The news conference was held at TCF Bank Stadium, where the Gophers moved in 2009 after 28 seasons off campus and indoors at the Metrodome. The securing of public money and private donations to build the first new football stadium by a Big Ten school in a half-century was arguably the greatest success during Maturi’s 10 years in charge.

Hired to help merge separate men’s and women’s departments in 2002, Maturi, a native of Chisholm, Minn., had to sort through plenty of contention and dysfunction on the heels of a scandal and subsequent NCAA violations that jolted both the men’s and women’s basketball programs. He was often praised for the way he guided the players, coaches and staff for 25 varsity sports through the transition.

Maturi spearheaded successful efforts to save the men’s and women’s golf and men’s gymnastics teams during a budget crunch early in his tenure, and was a tireless supporter of every squad from basketball to swimming, putting in long hours, attending all kinds of games and events. Just last year he showed up at work the day after surgery to repair torn meniscus cartilage in his left knee.

But he became the target of frustration and criticism of angst-filled Gophers fans, who have watched the football program struggle through the last decade. Coach Glen Mason had some decent teams, but Maturi fired him after the 2006 season, a year after giving him a contract extension, and picked Tim Brewster to replace him. The first-time head coach never fulfilled his bombastic, lofty promises and was fired at midseason in 2010. Maturi hired Jerry Kill as his successor, and while Kill has been praised for his attitude and his work ethic the Gophers went 3-9 in his first year.
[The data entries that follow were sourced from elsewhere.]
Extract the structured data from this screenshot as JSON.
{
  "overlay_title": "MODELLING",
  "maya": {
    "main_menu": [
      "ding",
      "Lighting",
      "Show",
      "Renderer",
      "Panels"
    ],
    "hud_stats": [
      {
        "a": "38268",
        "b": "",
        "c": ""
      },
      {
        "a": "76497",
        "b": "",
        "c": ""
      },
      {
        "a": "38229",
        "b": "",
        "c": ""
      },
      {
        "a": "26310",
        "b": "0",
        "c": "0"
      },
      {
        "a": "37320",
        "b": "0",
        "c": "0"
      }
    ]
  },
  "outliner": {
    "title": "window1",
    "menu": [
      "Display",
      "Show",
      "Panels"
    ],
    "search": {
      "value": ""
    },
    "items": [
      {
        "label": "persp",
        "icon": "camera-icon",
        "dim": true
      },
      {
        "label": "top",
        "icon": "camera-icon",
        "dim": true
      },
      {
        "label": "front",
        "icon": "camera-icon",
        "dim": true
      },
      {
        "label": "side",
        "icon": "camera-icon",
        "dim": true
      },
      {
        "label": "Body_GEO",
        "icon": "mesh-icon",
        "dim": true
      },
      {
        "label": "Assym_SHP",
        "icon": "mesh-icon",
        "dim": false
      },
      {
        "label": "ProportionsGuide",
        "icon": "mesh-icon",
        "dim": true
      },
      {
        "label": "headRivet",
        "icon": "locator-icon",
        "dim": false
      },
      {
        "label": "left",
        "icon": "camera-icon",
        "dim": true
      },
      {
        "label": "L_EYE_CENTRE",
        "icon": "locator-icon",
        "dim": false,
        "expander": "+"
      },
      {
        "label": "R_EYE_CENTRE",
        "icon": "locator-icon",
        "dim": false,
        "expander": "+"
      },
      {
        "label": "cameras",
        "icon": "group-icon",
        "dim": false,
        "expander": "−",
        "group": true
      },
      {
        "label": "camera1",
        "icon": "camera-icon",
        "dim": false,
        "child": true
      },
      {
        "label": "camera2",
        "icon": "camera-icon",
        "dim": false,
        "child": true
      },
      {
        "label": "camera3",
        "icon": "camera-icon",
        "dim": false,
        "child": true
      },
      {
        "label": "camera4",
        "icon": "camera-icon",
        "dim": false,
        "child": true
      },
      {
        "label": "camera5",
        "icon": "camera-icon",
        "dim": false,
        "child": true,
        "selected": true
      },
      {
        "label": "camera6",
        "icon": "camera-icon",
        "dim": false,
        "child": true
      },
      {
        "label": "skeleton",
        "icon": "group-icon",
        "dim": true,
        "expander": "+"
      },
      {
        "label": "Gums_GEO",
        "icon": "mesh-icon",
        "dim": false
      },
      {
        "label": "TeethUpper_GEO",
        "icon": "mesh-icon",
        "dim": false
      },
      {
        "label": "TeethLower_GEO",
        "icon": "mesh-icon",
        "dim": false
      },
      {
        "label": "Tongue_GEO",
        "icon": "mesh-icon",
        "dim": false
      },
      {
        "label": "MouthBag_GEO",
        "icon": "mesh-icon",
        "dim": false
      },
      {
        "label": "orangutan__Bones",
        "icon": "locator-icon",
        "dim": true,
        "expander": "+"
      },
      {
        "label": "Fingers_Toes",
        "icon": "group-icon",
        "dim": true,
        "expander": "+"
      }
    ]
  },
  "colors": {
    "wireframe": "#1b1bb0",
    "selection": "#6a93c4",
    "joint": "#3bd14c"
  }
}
Maturi kept Dan Monson as the men’s basketball coach through a series of mediocre seasons until dismissing him in November 2006. Maturi then persuaded Tubby Smith to leave Kentucky and come to Minnesota in March 2007, still arguably his most remarkable move as AD, but even Smith has yet to produce an NCAA tournament victory in his time with the Gophers.

Whether it was Mason, Brewster, Monson or Smith, the most prevalent criticism from the ticket-buying and game-watching public toward Maturi was his patience with coaches of underperforming major sports. He never apologized for that, either, placing greater priority on the academic record of those teams and integrity with which the programs were run. Maturi, in an interview with the AP last year, acknowledged the difficult of balancing those ideals with the big business of major college sports.
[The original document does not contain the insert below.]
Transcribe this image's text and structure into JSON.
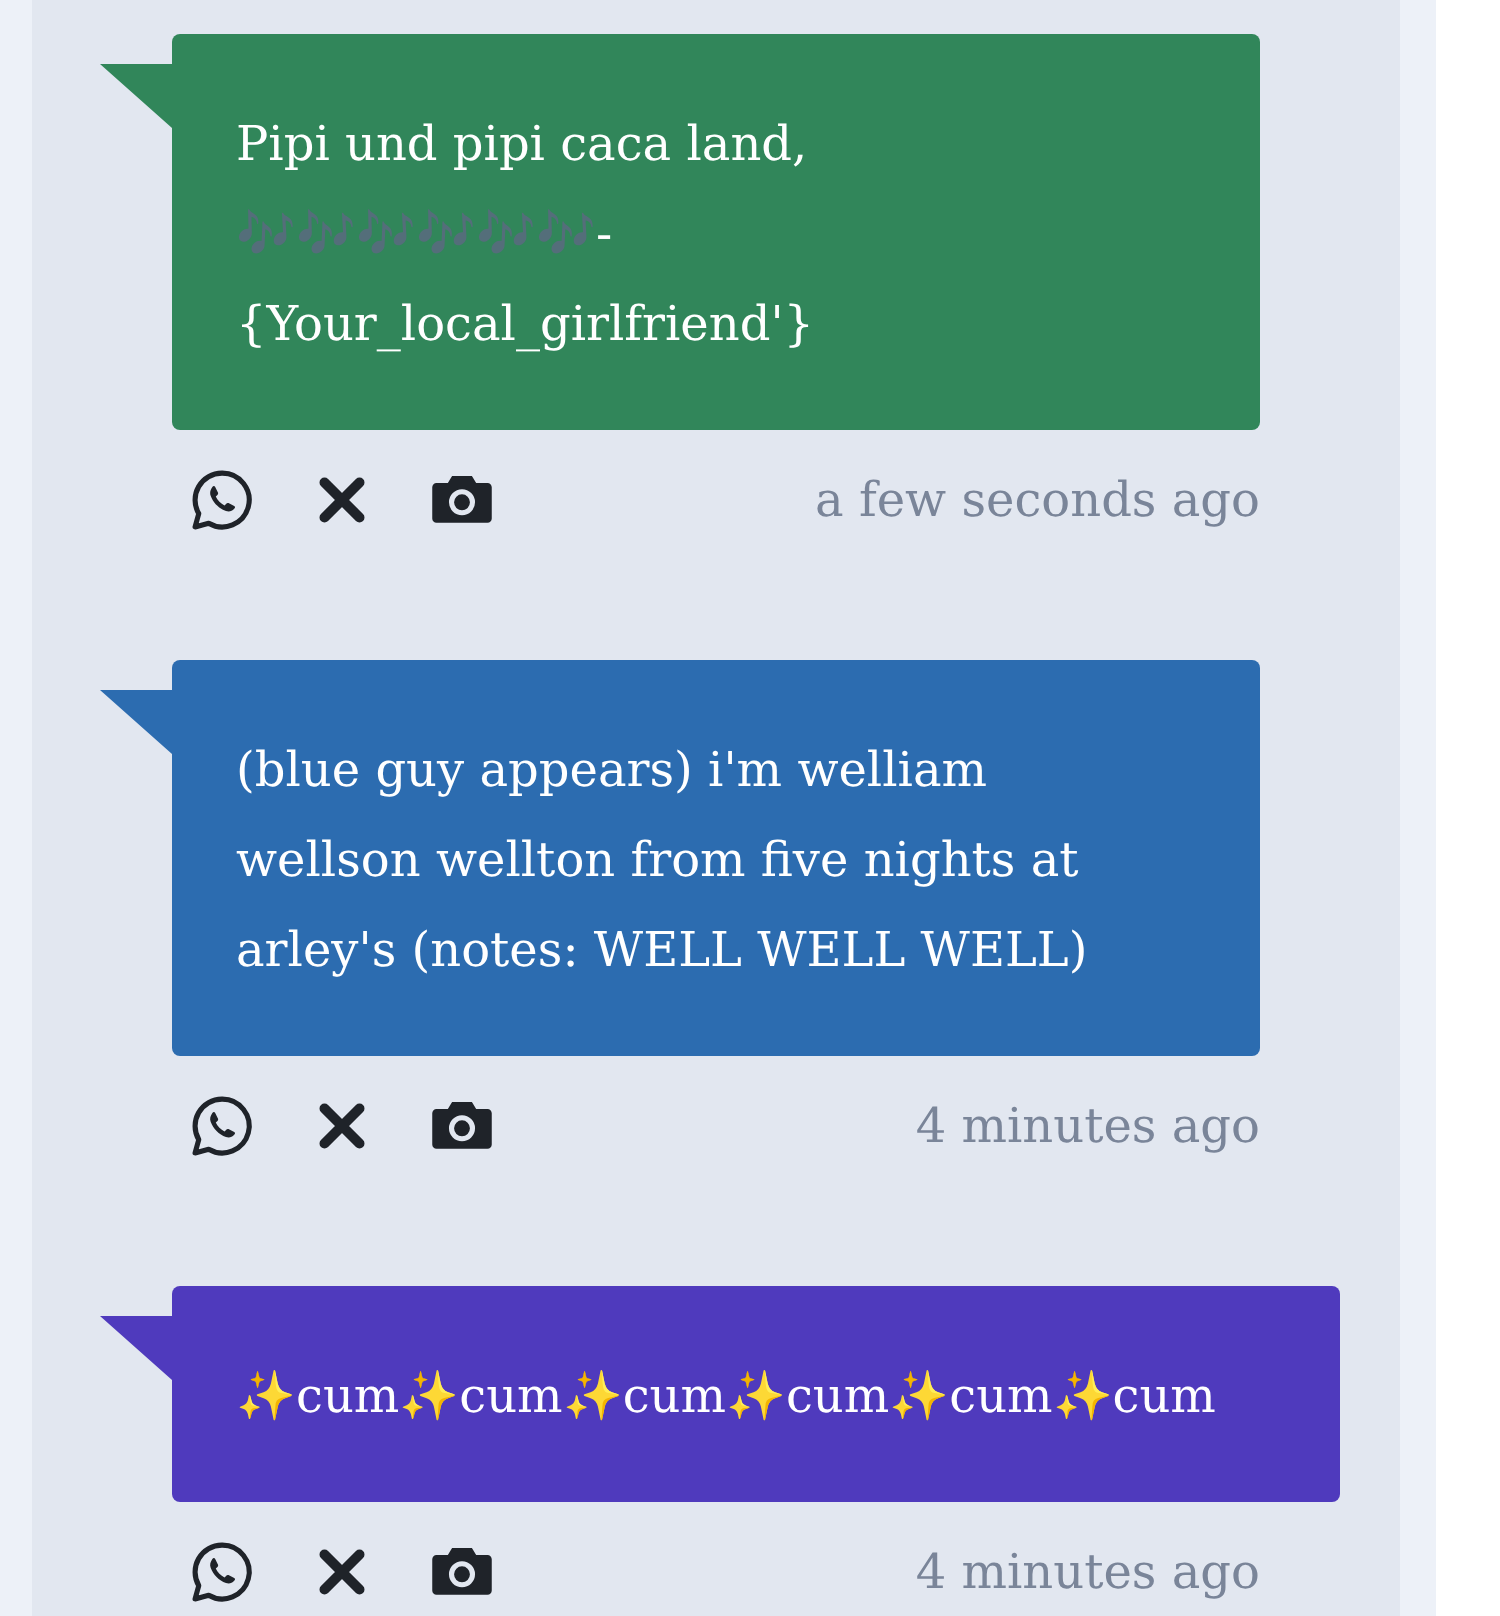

In that interview, he acknowledged keeping Monson around longer than he probably should have, recalling a conversation with then-President Robert Bruininks, who asked him if he believed Monson could become a consistent winner and NCAA tournament contender with the Gophers.
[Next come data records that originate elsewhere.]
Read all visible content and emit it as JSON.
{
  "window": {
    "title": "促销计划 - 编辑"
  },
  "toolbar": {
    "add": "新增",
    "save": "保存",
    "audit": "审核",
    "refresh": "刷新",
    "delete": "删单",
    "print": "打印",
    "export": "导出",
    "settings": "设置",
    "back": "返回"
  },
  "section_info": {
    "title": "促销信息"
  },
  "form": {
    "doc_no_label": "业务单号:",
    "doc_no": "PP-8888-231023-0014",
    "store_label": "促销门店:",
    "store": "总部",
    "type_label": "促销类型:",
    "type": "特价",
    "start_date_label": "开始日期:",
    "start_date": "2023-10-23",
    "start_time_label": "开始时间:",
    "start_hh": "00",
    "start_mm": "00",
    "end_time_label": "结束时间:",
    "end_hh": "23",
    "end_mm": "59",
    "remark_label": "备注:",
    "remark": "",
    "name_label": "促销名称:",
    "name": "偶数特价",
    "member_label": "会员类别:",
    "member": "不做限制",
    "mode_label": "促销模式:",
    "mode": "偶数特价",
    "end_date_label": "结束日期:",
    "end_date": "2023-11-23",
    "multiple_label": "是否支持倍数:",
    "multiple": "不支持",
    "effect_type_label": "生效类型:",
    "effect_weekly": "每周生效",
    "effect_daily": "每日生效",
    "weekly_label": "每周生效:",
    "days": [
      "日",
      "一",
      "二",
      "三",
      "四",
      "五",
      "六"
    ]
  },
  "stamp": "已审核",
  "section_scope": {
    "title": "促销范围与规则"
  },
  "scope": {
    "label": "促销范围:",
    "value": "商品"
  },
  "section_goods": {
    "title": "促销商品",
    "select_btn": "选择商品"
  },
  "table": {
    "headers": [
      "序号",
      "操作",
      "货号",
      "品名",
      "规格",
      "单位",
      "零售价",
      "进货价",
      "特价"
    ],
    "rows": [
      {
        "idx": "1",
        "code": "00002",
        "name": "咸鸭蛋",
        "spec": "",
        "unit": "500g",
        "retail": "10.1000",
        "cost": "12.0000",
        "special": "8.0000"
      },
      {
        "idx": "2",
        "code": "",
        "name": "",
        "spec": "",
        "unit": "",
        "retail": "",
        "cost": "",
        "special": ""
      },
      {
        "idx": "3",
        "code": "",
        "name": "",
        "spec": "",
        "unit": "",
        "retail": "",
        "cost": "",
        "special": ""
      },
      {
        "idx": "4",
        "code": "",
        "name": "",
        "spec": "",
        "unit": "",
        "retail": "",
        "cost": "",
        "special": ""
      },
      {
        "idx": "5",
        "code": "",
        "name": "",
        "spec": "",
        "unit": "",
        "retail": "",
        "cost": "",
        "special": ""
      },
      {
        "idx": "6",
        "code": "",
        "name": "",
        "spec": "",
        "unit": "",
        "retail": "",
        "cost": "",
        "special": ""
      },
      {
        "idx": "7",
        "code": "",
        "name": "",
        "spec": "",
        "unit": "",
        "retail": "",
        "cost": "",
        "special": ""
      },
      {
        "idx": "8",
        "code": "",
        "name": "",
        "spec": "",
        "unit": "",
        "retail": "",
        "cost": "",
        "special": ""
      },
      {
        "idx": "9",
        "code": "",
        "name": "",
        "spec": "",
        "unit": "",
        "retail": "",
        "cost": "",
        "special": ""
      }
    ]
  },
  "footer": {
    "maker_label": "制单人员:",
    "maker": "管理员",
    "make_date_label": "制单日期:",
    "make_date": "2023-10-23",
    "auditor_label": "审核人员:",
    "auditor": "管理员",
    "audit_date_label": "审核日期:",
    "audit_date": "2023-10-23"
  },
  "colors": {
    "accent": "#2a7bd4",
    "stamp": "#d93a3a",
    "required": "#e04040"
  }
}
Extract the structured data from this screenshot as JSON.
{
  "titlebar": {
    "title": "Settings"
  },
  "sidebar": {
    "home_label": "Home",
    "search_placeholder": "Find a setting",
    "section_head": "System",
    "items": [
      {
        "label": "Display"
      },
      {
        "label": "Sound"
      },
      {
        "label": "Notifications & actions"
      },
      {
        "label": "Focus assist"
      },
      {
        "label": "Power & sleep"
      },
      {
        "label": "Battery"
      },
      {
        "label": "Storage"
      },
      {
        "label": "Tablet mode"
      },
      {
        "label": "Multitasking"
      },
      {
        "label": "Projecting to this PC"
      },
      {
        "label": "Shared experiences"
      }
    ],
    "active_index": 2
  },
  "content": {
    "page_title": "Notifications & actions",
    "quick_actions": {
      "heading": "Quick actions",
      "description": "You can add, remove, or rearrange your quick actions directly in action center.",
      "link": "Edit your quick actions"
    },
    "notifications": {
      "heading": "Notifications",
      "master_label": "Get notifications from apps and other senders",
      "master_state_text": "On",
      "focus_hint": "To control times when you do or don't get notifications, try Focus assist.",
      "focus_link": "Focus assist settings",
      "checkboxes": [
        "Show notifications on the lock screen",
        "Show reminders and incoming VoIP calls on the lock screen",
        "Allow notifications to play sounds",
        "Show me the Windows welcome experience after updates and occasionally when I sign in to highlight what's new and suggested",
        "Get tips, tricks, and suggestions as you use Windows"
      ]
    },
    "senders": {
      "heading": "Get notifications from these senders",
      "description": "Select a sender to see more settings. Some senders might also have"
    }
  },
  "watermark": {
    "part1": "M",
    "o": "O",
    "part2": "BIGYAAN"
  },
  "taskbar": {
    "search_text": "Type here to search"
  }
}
“You know what I told him? I said no,” Maturi said. “I thought the hole was so deep that he couldn’t get out of it. So he said, ‘Well, why don’t you fire him?’ I said, ‘Because if I did, I’d be sending the message to every one of our coaches that it’s only about winning.’ Dan took over in a difficult situation. He did get the kids to go to class. He didn’t cheat. He did all the things that were right, but he didn’t win enough. Eventually I had to dismiss him.”

Maturi in 2008 signed a contract extension that increased his annual salary to $345,000.